Green Party candidate Jill Stein told CNBC on Wednesday she is the only 2016 presidential nominee who is free to provide the medicine the economy needs.
"As the only candidate that is not poisoned by corporate money lobbyists or super PACs, I can actually stand up for what it is we need," she said in an interview on "Squawk Box."
She said the United States needs an emergency jobs program like the New Deal — "a green New Deal" to solve "the emergency of climate change," and a cancellation of student debt to "liberate a generation to lead us forward to the economy of the future."
She said she would also make higher education free and make health care universal through a Medicare for all system.

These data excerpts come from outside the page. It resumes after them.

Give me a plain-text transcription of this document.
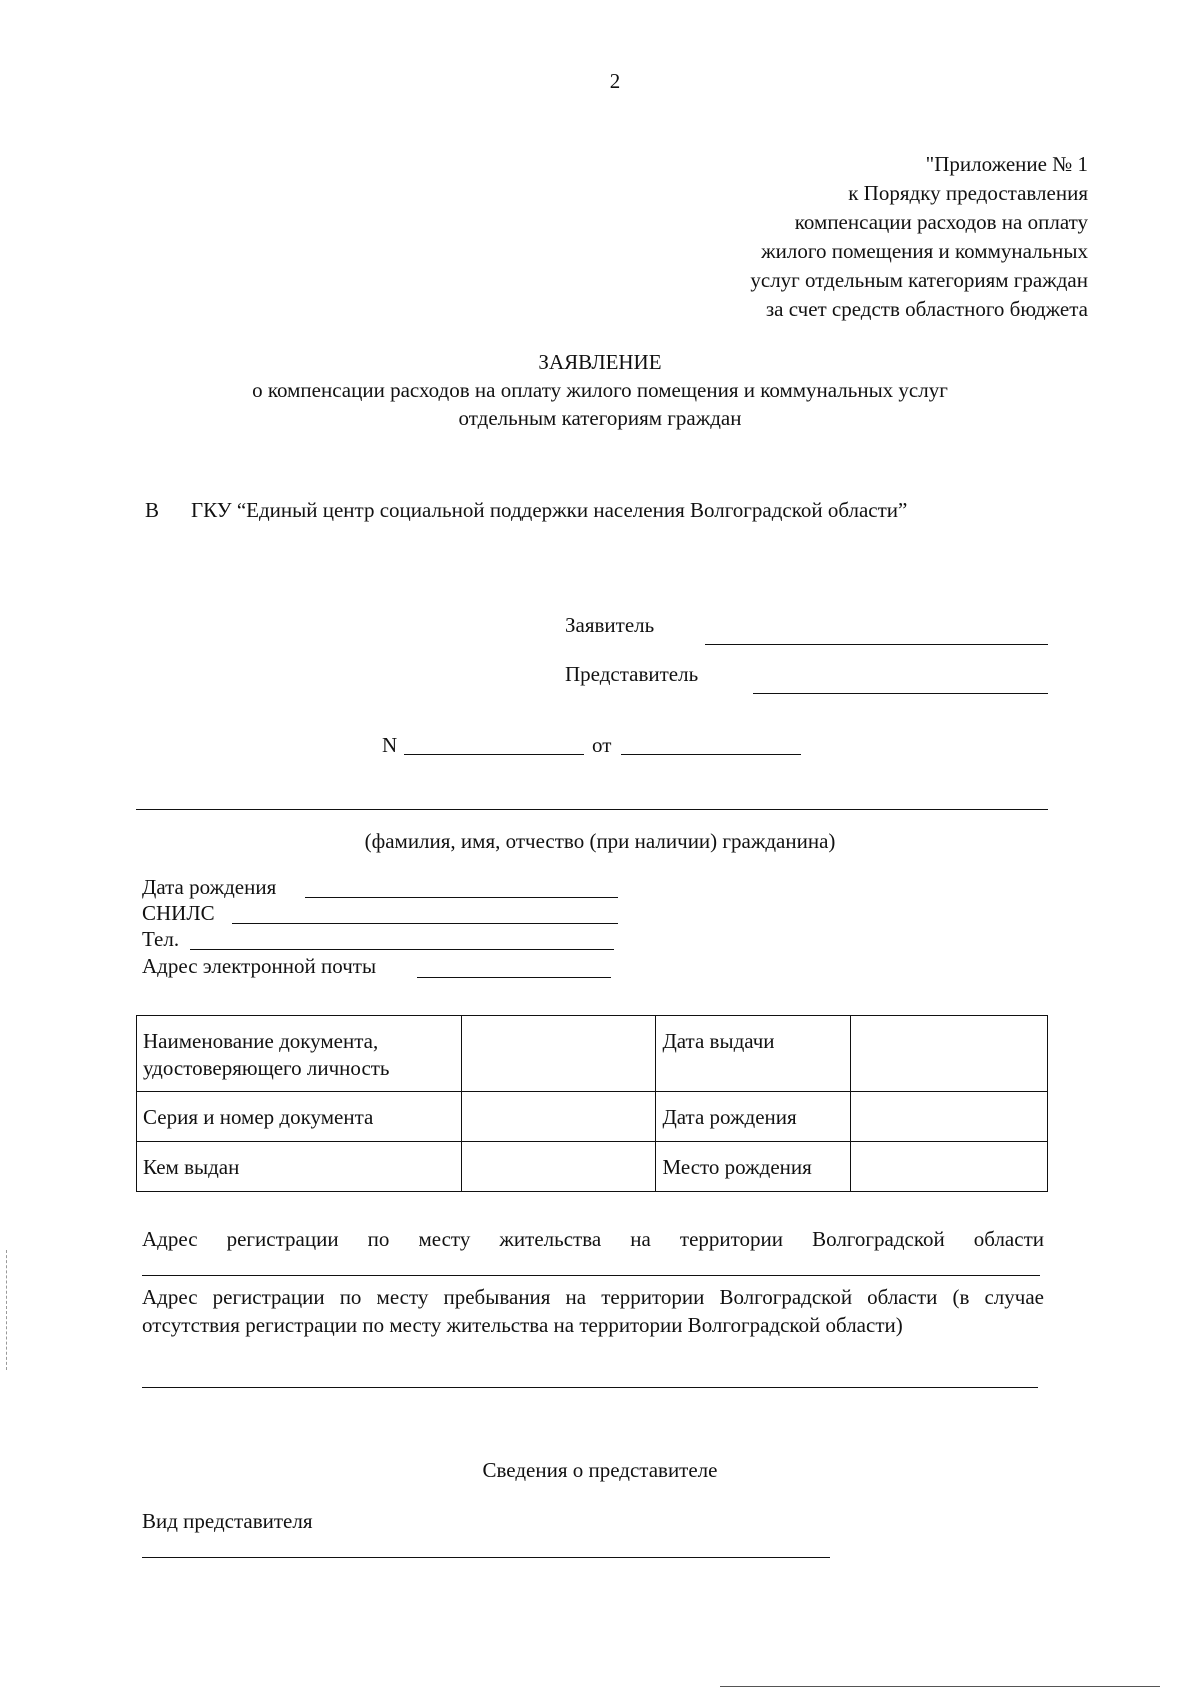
2
"Приложение № 1
к Порядку предоставления
компенсации расходов на оплату
жилого помещения и коммунальных
услуг отдельным категориям граждан
за счет средств областного бюджета
ЗАЯВЛЕНИЕ
о компенсации расходов на оплату жилого помещения и коммунальных услуг
отдельным категориям граждан
В ГКУ “Единый центр социальной поддержки населения Волгоградской области”
Заявитель
Представитель
N	от
(фамилия, имя, отчество (при наличии) гражданина)
Дата рождения
СНИЛС
Тел.
Адрес электронной почты
Наименование документа, удостоверяющего личность		Дата выдачи	
Серия и номер документа		Дата рождения	
Кем выдан		Место рождения	
Адрес регистрации по месту жительства на территории Волгоградской области
Адрес регистрации по месту пребывания на территории Волгоградской области (в случае отсутствия регистрации по месту жительства на территории Волгоградской области)
Сведения о представителе
Вид представителя
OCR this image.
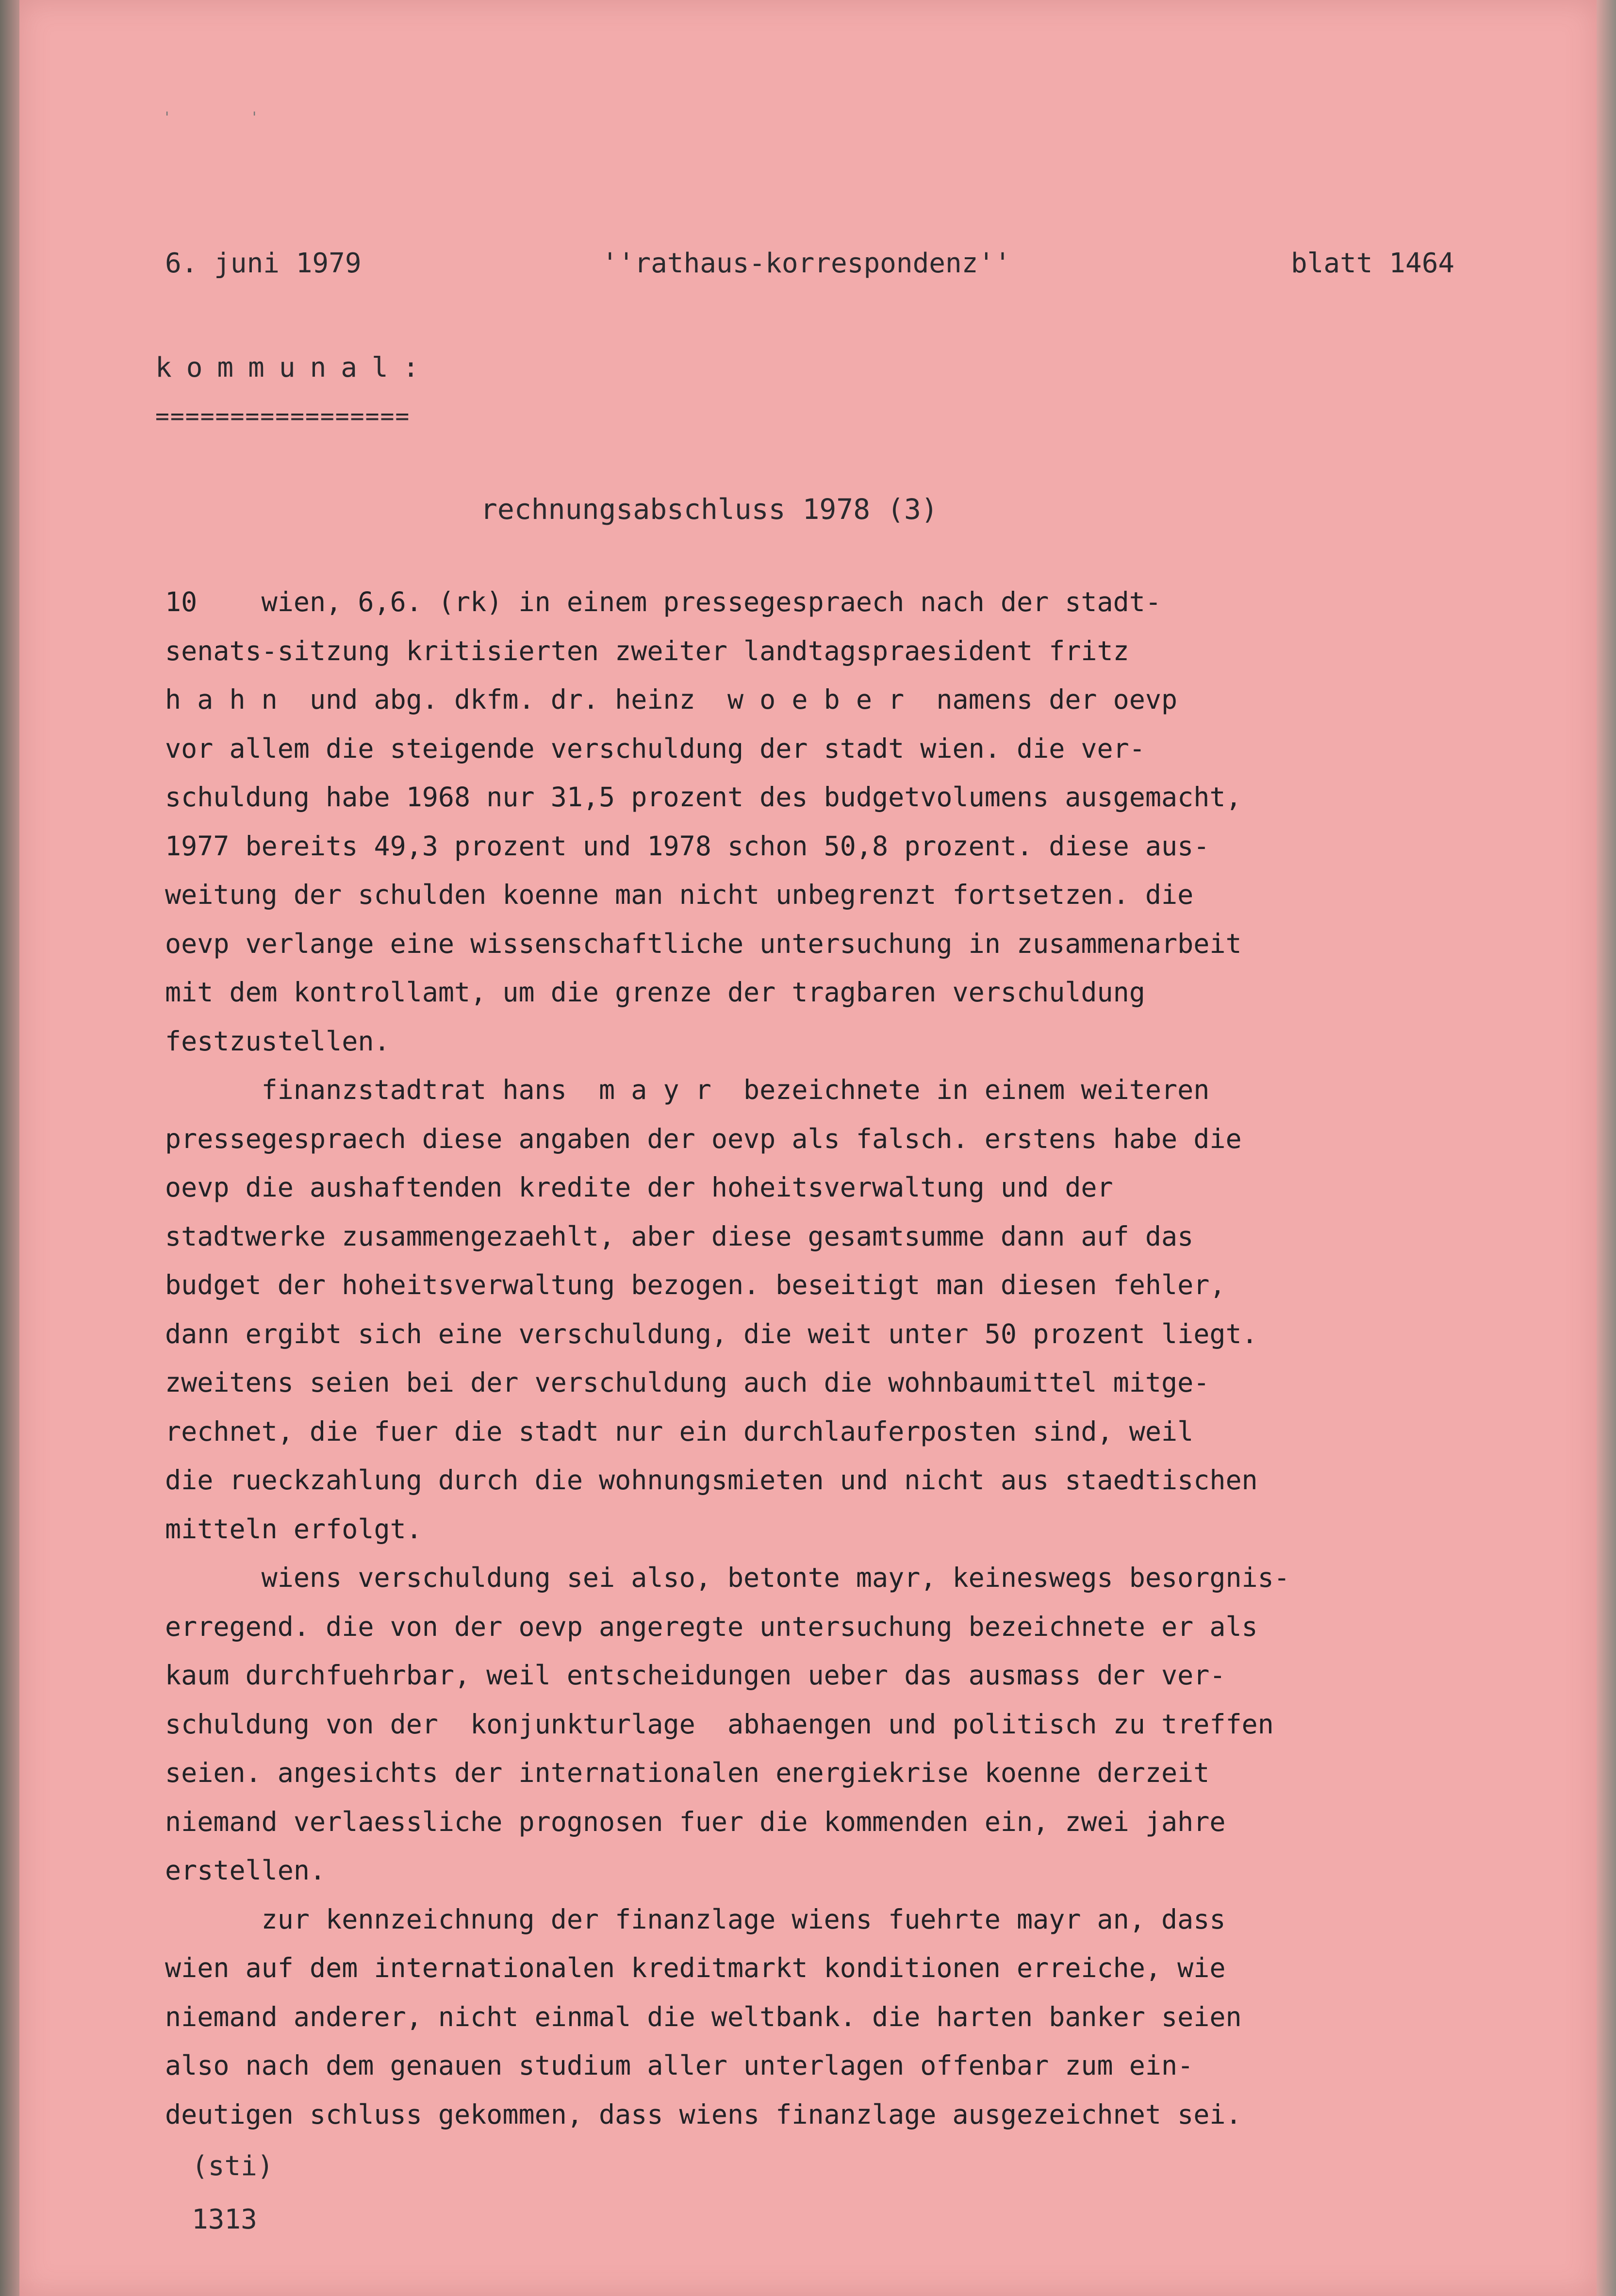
'	'
6. juni 1979	''rathaus-korrespondenz''	blatt 1464
kommunal:
=================
rechnungsabschluss 1978 (3)
10    wien, 6,6. (rk) in einem pressegespraech nach der stadt-
senats-sitzung kritisierten zweiter landtagspraesident fritz
h a h n  und abg. dkfm. dr. heinz  w o e b e r  namens der oevp
vor allem die steigende verschuldung der stadt wien. die ver-
schuldung habe 1968 nur 31,5 prozent des budgetvolumens ausgemacht,
1977 bereits 49,3 prozent und 1978 schon 50,8 prozent. diese aus-
weitung der schulden koenne man nicht unbegrenzt fortsetzen. die
oevp verlange eine wissenschaftliche untersuchung in zusammenarbeit
mit dem kontrollamt, um die grenze der tragbaren verschuldung
festzustellen.
finanzstadtrat hans  m a y r  bezeichnete in einem weiteren
pressegespraech diese angaben der oevp als falsch. erstens habe die
oevp die aushaftenden kredite der hoheitsverwaltung und der
stadtwerke zusammengezaehlt, aber diese gesamtsumme dann auf das
budget der hoheitsverwaltung bezogen. beseitigt man diesen fehler,
dann ergibt sich eine verschuldung, die weit unter 50 prozent liegt.
zweitens seien bei der verschuldung auch die wohnbaumittel mitge-
rechnet, die fuer die stadt nur ein durchlauferposten sind, weil
die rueckzahlung durch die wohnungsmieten und nicht aus staedtischen
mitteln erfolgt.
wiens verschuldung sei also, betonte mayr, keineswegs besorgnis-
erregend. die von der oevp angeregte untersuchung bezeichnete er als
kaum durchfuehrbar, weil entscheidungen ueber das ausmass der ver-
schuldung von der  konjunkturlage  abhaengen und politisch zu treffen
seien. angesichts der internationalen energiekrise koenne derzeit
niemand verlaessliche prognosen fuer die kommenden ein, zwei jahre
erstellen.
zur kennzeichnung der finanzlage wiens fuehrte mayr an, dass
wien auf dem internationalen kreditmarkt konditionen erreiche, wie
niemand anderer, nicht einmal die weltbank. die harten banker seien
also nach dem genauen studium aller unterlagen offenbar zum ein-
deutigen schluss gekommen, dass wiens finanzlage ausgezeichnet sei.
(sti)
1313
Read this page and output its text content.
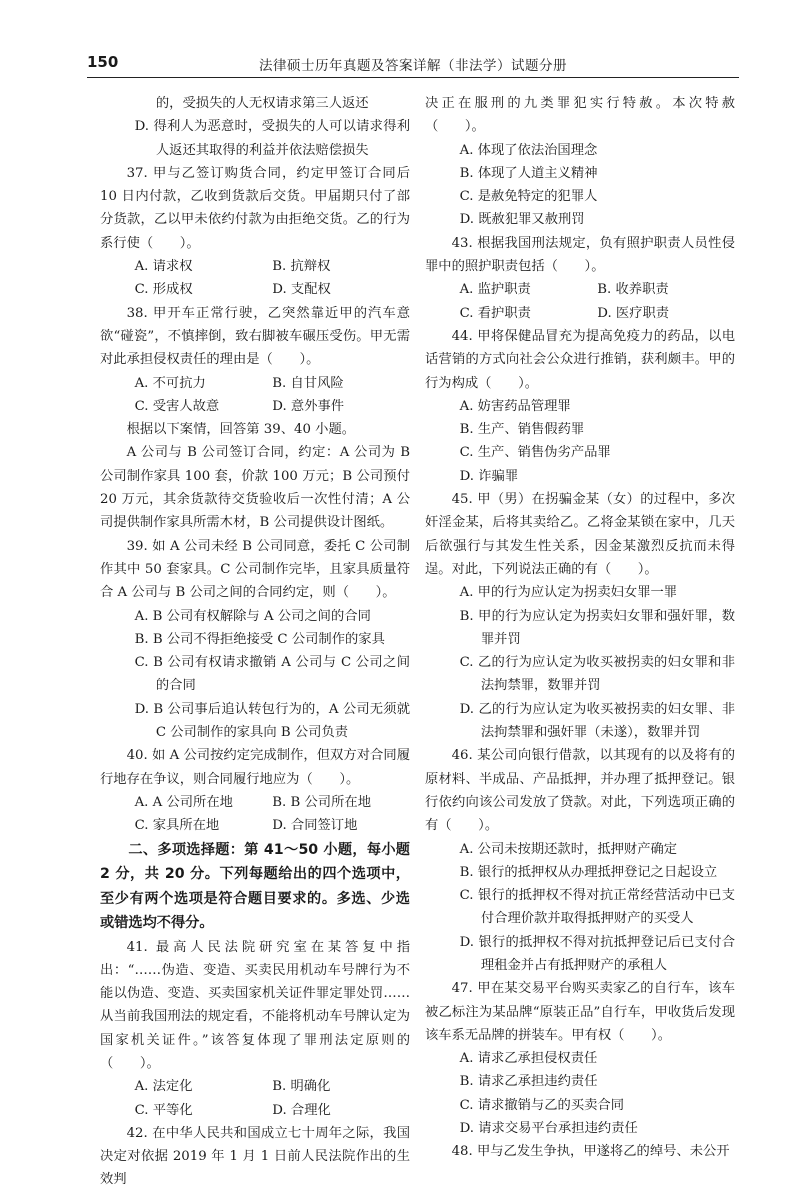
150	法律硕士历年真题及答案详解（非法学）试题分册

的，受损失的人无权请求第三人返还

D. 得利人为恶意时，受损失的人可以请求得利人返还其取得的利益并依法赔偿损失

37. 甲与乙签订购货合同，约定甲签订合同后 10 日内付款，乙收到货款后交货。甲届期只付了部分货款，乙以甲未依约付款为由拒绝交货。乙的行为系行使（　　）。

A. 请求权	B. 抗辩权
C. 形成权	D. 支配权

38. 甲开车正常行驶，乙突然靠近甲的汽车意欲“碰瓷”，不慎摔倒，致右脚被车碾压受伤。甲无需对此承担侵权责任的理由是（　　）。

A. 不可抗力	B. 自甘风险
C. 受害人故意	D. 意外事件

根据以下案情，回答第 39、40 小题。

A 公司与 B 公司签订合同，约定：A 公司为 B 公司制作家具 100 套，价款 100 万元；B 公司预付 20 万元，其余货款待交货验收后一次性付清；A 公司提供制作家具所需木材，B 公司提供设计图纸。

39. 如 A 公司未经 B 公司同意，委托 C 公司制作其中 50 套家具。C 公司制作完毕，且家具质量符合 A 公司与 B 公司之间的合同约定，则（　　）。

A. B 公司有权解除与 A 公司之间的合同

B. B 公司不得拒绝接受 C 公司制作的家具

C. B 公司有权请求撤销 A 公司与 C 公司之间的合同

D. B 公司事后追认转包行为的，A 公司无须就 C 公司制作的家具向 B 公司负责

40. 如 A 公司按约定完成制作，但双方对合同履行地存在争议，则合同履行地应为（　　）。

A. A 公司所在地	B. B 公司所在地
C. 家具所在地	D. 合同签订地

二、多项选择题：第 41～50 小题，每小题 2 分，共 20 分。下列每题给出的四个选项中，至少有两个选项是符合题目要求的。多选、少选或错选均不得分。

41. 最高人民法院研究室在某答复中指出：“……伪造、变造、买卖民用机动车号牌行为不能以伪造、变造、买卖国家机关证件罪定罪处罚……从当前我国刑法的规定看，不能将机动车号牌认定为国家机关证件。”该答复体现了罪刑法定原则的（　　）。

A. 法定化	B. 明确化
C. 平等化	D. 合理化

42. 在中华人民共和国成立七十周年之际，我国决定对依据 2019 年 1 月 1 日前人民法院作出的生效判

决正在服刑的九类罪犯实行特赦。本次特赦（　　）。

A. 体现了依法治国理念

B. 体现了人道主义精神

C. 是赦免特定的犯罪人

D. 既赦犯罪又赦刑罚

43. 根据我国刑法规定，负有照护职责人员性侵罪中的照护职责包括（　　）。

A. 监护职责	B. 收养职责
C. 看护职责	D. 医疗职责

44. 甲将保健品冒充为提高免疫力的药品，以电话营销的方式向社会公众进行推销，获利颇丰。甲的行为构成（　　）。

A. 妨害药品管理罪

B. 生产、销售假药罪

C. 生产、销售伪劣产品罪

D. 诈骗罪

45. 甲（男）在拐骗金某（女）的过程中，多次奸淫金某，后将其卖给乙。乙将金某锁在家中，几天后欲强行与其发生性关系，因金某激烈反抗而未得逞。对此，下列说法正确的有（　　）。

A. 甲的行为应认定为拐卖妇女罪一罪

B. 甲的行为应认定为拐卖妇女罪和强奸罪，数罪并罚

C. 乙的行为应认定为收买被拐卖的妇女罪和非法拘禁罪，数罪并罚

D. 乙的行为应认定为收买被拐卖的妇女罪、非法拘禁罪和强奸罪（未遂），数罪并罚

46. 某公司向银行借款，以其现有的以及将有的原材料、半成品、产品抵押，并办理了抵押登记。银行依约向该公司发放了贷款。对此，下列选项正确的有（　　）。

A. 公司未按期还款时，抵押财产确定

B. 银行的抵押权从办理抵押登记之日起设立

C. 银行的抵押权不得对抗正常经营活动中已支付合理价款并取得抵押财产的买受人

D. 银行的抵押权不得对抗抵押登记后已支付合理租金并占有抵押财产的承租人

47. 甲在某交易平台购买卖家乙的自行车，该车被乙标注为某品牌“原装正品”自行车，甲收货后发现该车系无品牌的拼装车。甲有权（　　）。

A. 请求乙承担侵权责任

B. 请求乙承担违约责任

C. 请求撤销与乙的买卖合同

D. 请求交易平台承担违约责任

48. 甲与乙发生争执，甲遂将乙的绰号、未公开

The student loan forgiveness program could be paid for through a quantitative easing program in which the Federal Reserve would buy up student loans and agree not to collect on the debt, according to Stein.
"So essentially it's an expansion of the money supply, but in a way that actually unleashes enormous productivity. This is basically the stimulus package of our dreams," she said.
To be sure, the Federal Reserve is an independent government agency that devises monetary policy in accordance with its dual mandate of promoting price stability and maximizing employment. The president cannot dictate the Fed's asset-buying programs.
Stein said the reduction in health costs by eliminating fossil-fuel emissions and creating a healthy food supply alone would pay for her green energy transition. A reduction in the United States' "bloated and dangerous" military budget would also contribute to the green New Deal, she added.
She said reducing the military budget would also discourage the United States from waging wars that have produced failed states and stoked migrant crises, and would therefore make the country more secure.
Stein and her running mate, human rights activist Ajamu Baraka, formally accepted the Green Party's nomination last weekend in Houston.
Following the Democratic National Convention, 5 percent of voters said they plan to vote for Stein, down from 6 percent prior to the event, according to an NBC News/Wall Street Journal poll. The poll has a margin of error of 3.46 percentage points.